La location meublée touristique, une aubaine économique pour de nombreux propriétaires, peut parfois tourner au cauchemar lorsque le locataire décide de ne plus quitter les lieux à la fin de son séjour. Imaginons un vacancier qui, sous couvert d’une réservation temporaire, transforme votre bien en résidence principale sans votre consentement. Ce phénomène, plus commun qu’on ne le pense, pose de sérieux défis, notamment juridiques, aux bailleurs. Alors, quelles sont les mesures à prendre pour éviter de se retrouver dans une telle situation ? Et comment réagir si le pire se produit ?
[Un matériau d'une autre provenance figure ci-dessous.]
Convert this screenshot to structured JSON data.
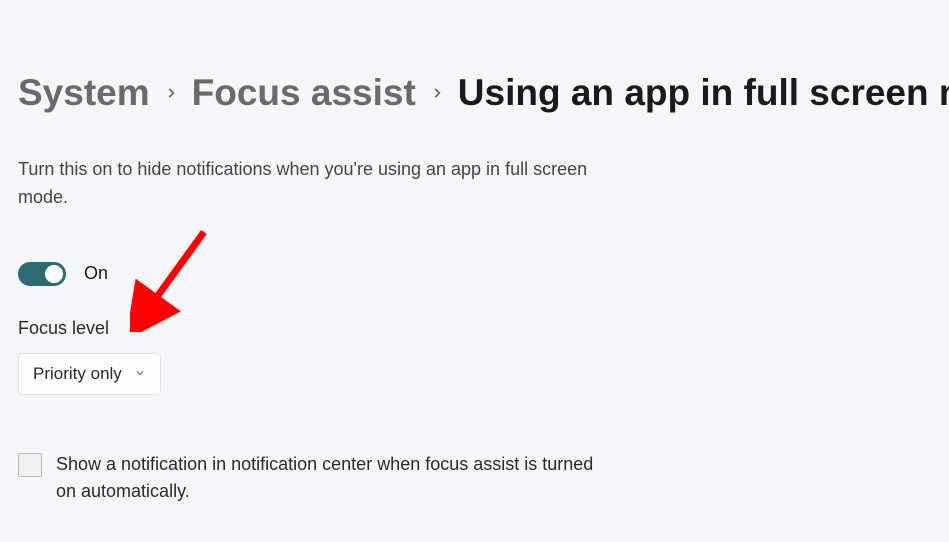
{
  "breadcrumb": {
    "items": [
      {
        "label": "System"
      },
      {
        "label": "Focus assist"
      },
      {
        "label": "Using an app in full screen mode"
      }
    ]
  },
  "description": "Turn this on to hide notifications when you're using an app in full screen mode.",
  "toggle": {
    "state_label": "On",
    "on": true
  },
  "focus_level": {
    "label": "Focus level",
    "selected": "Priority only"
  },
  "checkbox": {
    "label": "Show a notification in notification center when focus assist is turned on automatically.",
    "checked": false
  },
  "annotation": {
    "arrow_color": "#ff0000"
  }
}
Le profil du squatteur en location saisonnière
Un squatteur de ce type commence souvent son subterfuge en se faisant passer pour un touriste ordinaire. Une fois la période de location expirée, il refuse de quitter les lieux, change les serrures, et peut même aller jusqu’à transférer les compteurs à son nom, s’appropriant ainsi le logement de manière illégale. Contrairement au squatteur classique qui s’introduit par effraction, celui-ci bénéficie initialement de votre autorisation, ce qui complique les démarches d’expulsion en vertu des lois actuelles.
Signes avant-coureurs d’un squat potentiel
Surveillez les indices lors de la réservation
Certains signes doivent vous alerter lors de l’examen des demandes de réservation :
– Profil récemment créé sur la plateforme
– Utilisation d’un pseudonyme ou d’un compte tiers
– Photo de profil floue ou de mauvaise qualité
– Communication confuse ou peu claire
– Questions insistantes sur la présence de voisins
Ces indices peuvent vous aider à identifier un locataire potentiellement problématique. Fiez-vous aussi à votre intuition; en cas de doute, il vaut mieux refuser la réservation.
Stratégies préventives contre le squat
Gestion rigoureuse de la réservation
Désactivez la réservation automatique pour pouvoir analyser chaque profil en amont. Évitez les transactions hors plateforme qui vous privent des protections offertes par celle-ci, comme la vérification des profils.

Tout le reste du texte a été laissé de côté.